Influential, bestselling cookery writer Isa Chandra Moskowitz was once involved in New York’s punk rock scene, so her recipes have a slightly anarchic,
‘add a bit of this and a dash of that’ quality. This new cookbook is a large, ambitious tome, sumptuously designed and printed on thick, creamy paper
that’s a delight to hold. Recipes are attractively styled and illustrated, with gorgeous photography by Vanessa Rees. Quite frankly, I’ve never seen a
vegan cookbook with such high production values. And the recipes are even more impressive.
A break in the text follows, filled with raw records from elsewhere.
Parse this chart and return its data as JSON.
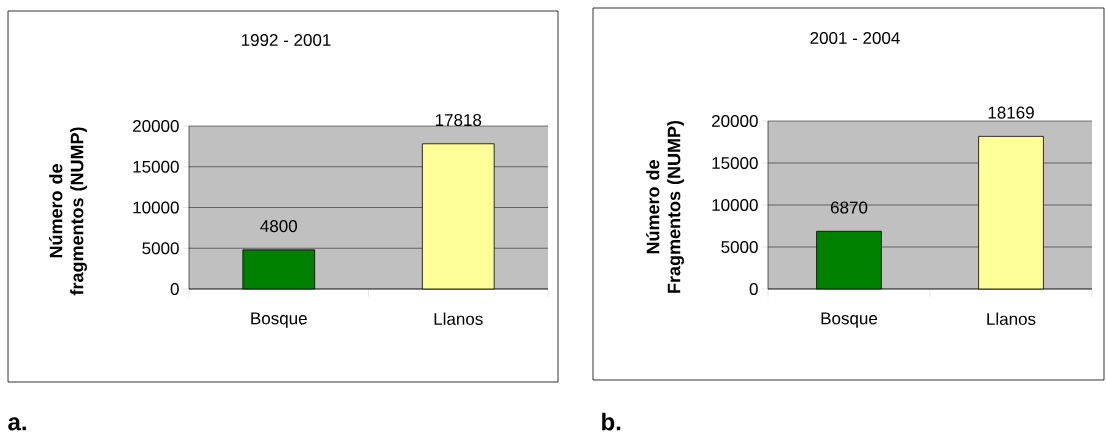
{
  "chart_data": [
    {
      "type": "bar",
      "title": "1992 - 2001",
      "ylabel": "Número de fragmentos (NUMP)",
      "categories": [
        "Bosque",
        "Llanos"
      ],
      "values": [
        4800,
        17818
      ],
      "colors": [
        "#008000",
        "#ffff99"
      ],
      "ylim": [
        0,
        20000
      ],
      "yticks": [
        0,
        5000,
        10000,
        15000,
        20000
      ],
      "grid": "y",
      "data_labels": true,
      "annotations": [
        "a."
      ]
    },
    {
      "type": "bar",
      "title": "2001 - 2004",
      "ylabel": "Número de Fragmentos (NUMP)",
      "categories": [
        "Bosque",
        "Llanos"
      ],
      "values": [
        6870,
        18169
      ],
      "colors": [
        "#008000",
        "#ffff99"
      ],
      "ylim": [
        0,
        20000
      ],
      "yticks": [
        0,
        5000,
        10000,
        15000,
        20000
      ],
      "grid": "y",
      "data_labels": true,
      "annotations": [
        "b."
      ]
    }
  ]
}
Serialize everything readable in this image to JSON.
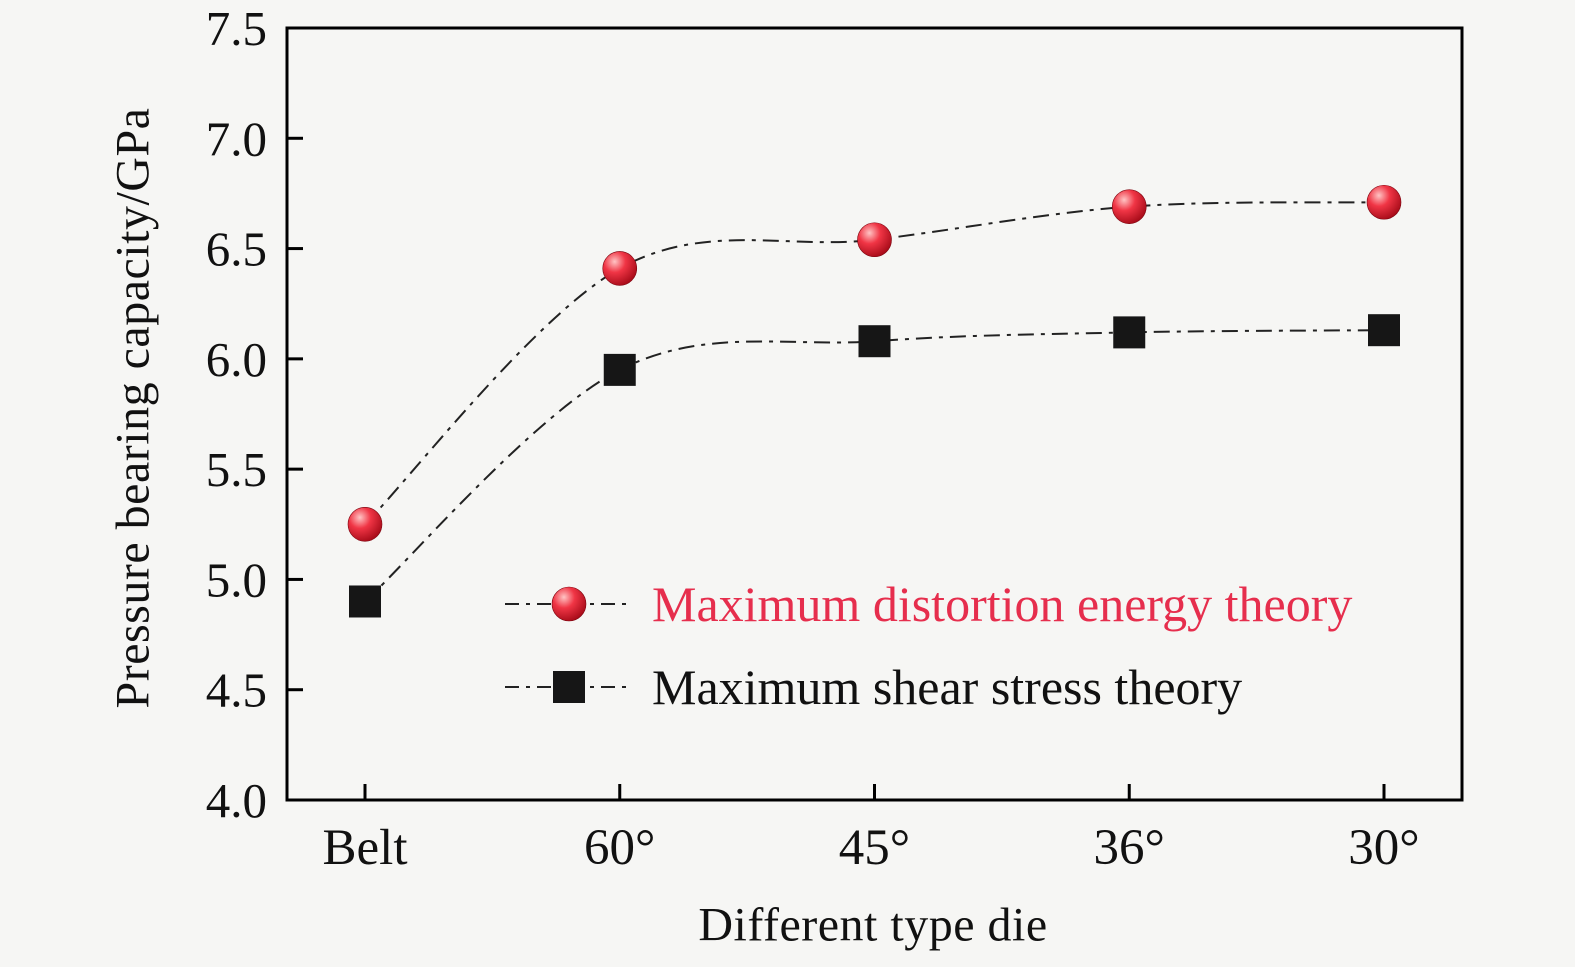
{
  "figure": {
    "background": "#f6f6f4"
  },
  "chart_data": {
    "type": "line",
    "title": "",
    "xlabel": "Different type die",
    "ylabel": "Pressure bearing capacity/GPa",
    "categories": [
      "Belt",
      "60°",
      "45°",
      "36°",
      "30°"
    ],
    "series": [
      {
        "name": "Maximum distortion energy theory",
        "marker": "circle",
        "color": "#ed1c24",
        "label_color": "#e62e4d",
        "gradient": [
          "#ffc4c4",
          "#f03545",
          "#9c0512"
        ],
        "values": [
          5.25,
          6.41,
          6.54,
          6.69,
          6.71
        ]
      },
      {
        "name": "Maximum shear stress theory",
        "marker": "square",
        "color": "#161616",
        "label_color": "#111111",
        "values": [
          4.9,
          5.95,
          6.08,
          6.12,
          6.13
        ]
      }
    ],
    "ylim": [
      4.0,
      7.5
    ],
    "yticks": [
      "4.0",
      "4.5",
      "5.0",
      "5.5",
      "6.0",
      "6.5",
      "7.0",
      "7.5"
    ],
    "grid": false,
    "legend_position": "inside-lower-center",
    "line_style": "dash-dot",
    "line_color": "#222222",
    "axis_color": "#000000"
  }
}
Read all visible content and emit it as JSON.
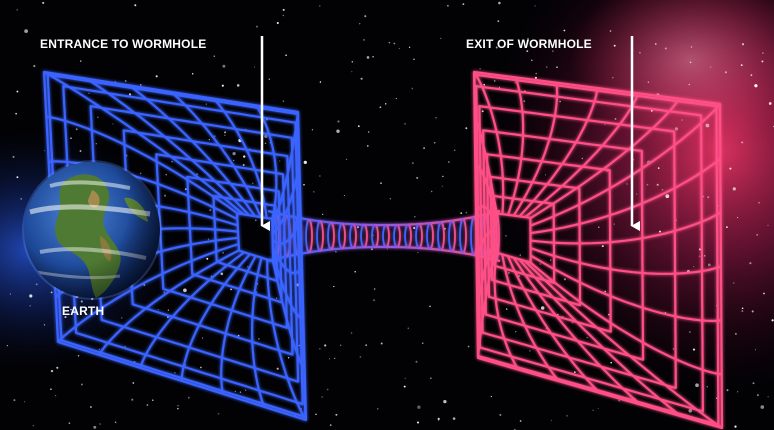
{
  "labels": {
    "entrance": "ENTRANCE TO WORMHOLE",
    "exit": "EXIT OF WORMHOLE",
    "earth": "EARTH"
  },
  "colors": {
    "background": "#020205",
    "entrance_grid": "#3a63ff",
    "exit_grid": "#ff4f86",
    "nebula_left": "#2a57d8",
    "nebula_right": "#e0306a",
    "arrow": "#ffffff",
    "label": "#ffffff"
  },
  "icons": {
    "earth": "earth-globe",
    "entrance_arrow": "down-arrow",
    "exit_arrow": "down-arrow"
  }
}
In her quirky, witty, chatty writing style (you imagine that’s how she speaks), Moskowitz explains how to create vegan ‘cheese’ from cashew nuts and sunflower seeds, add creaminess to soup with puréed cauliflower, and use chickpeas to approximate the taste of tuna.
There’s an amusing (but informative) chapter on ‘vegan butchery’ in which she demonstrates different ways of cutting tofu and tempeh – ‘vegan meats’ that she makes liberal use of. She also uses vegan supermarket staples generously such as wheat gluten, nutritional yeast flakes, miso, sriracha sauce, agave nectar, almond milk and almond butter. We tried out three recipes, all of which – despite some overly laborious steps – turned out superbly. Chimichurri pumpkin bowl with soba noodles and black beans, and miso-flavoured sweet potato gnocchi with tarragon-laced cashew cream and seared brussels sprouts had suitably ‘look at me’ credentials and delicious, complex flavours. And moreish carrot cake pancakes went down a treat during a weekend brunch with friends. True, by drawing on such varied global flavours, recipes contain far too many ingredients, and some restraint would have been good. They are also more ‘cheffy’ than the author – whose aim is to get you whipping up something quick and tasty after work – would have you believe. However, she does advise on keeping a very well-stocked store cupboard; and the end results are worth the effort. ‘Isa Does It’ is ideal for proficient cooks – vegan or otherwise – who want to take their cooking to another level. For sheer exuberance of design as well as content, this is the best vegan cookbook I have ever seen.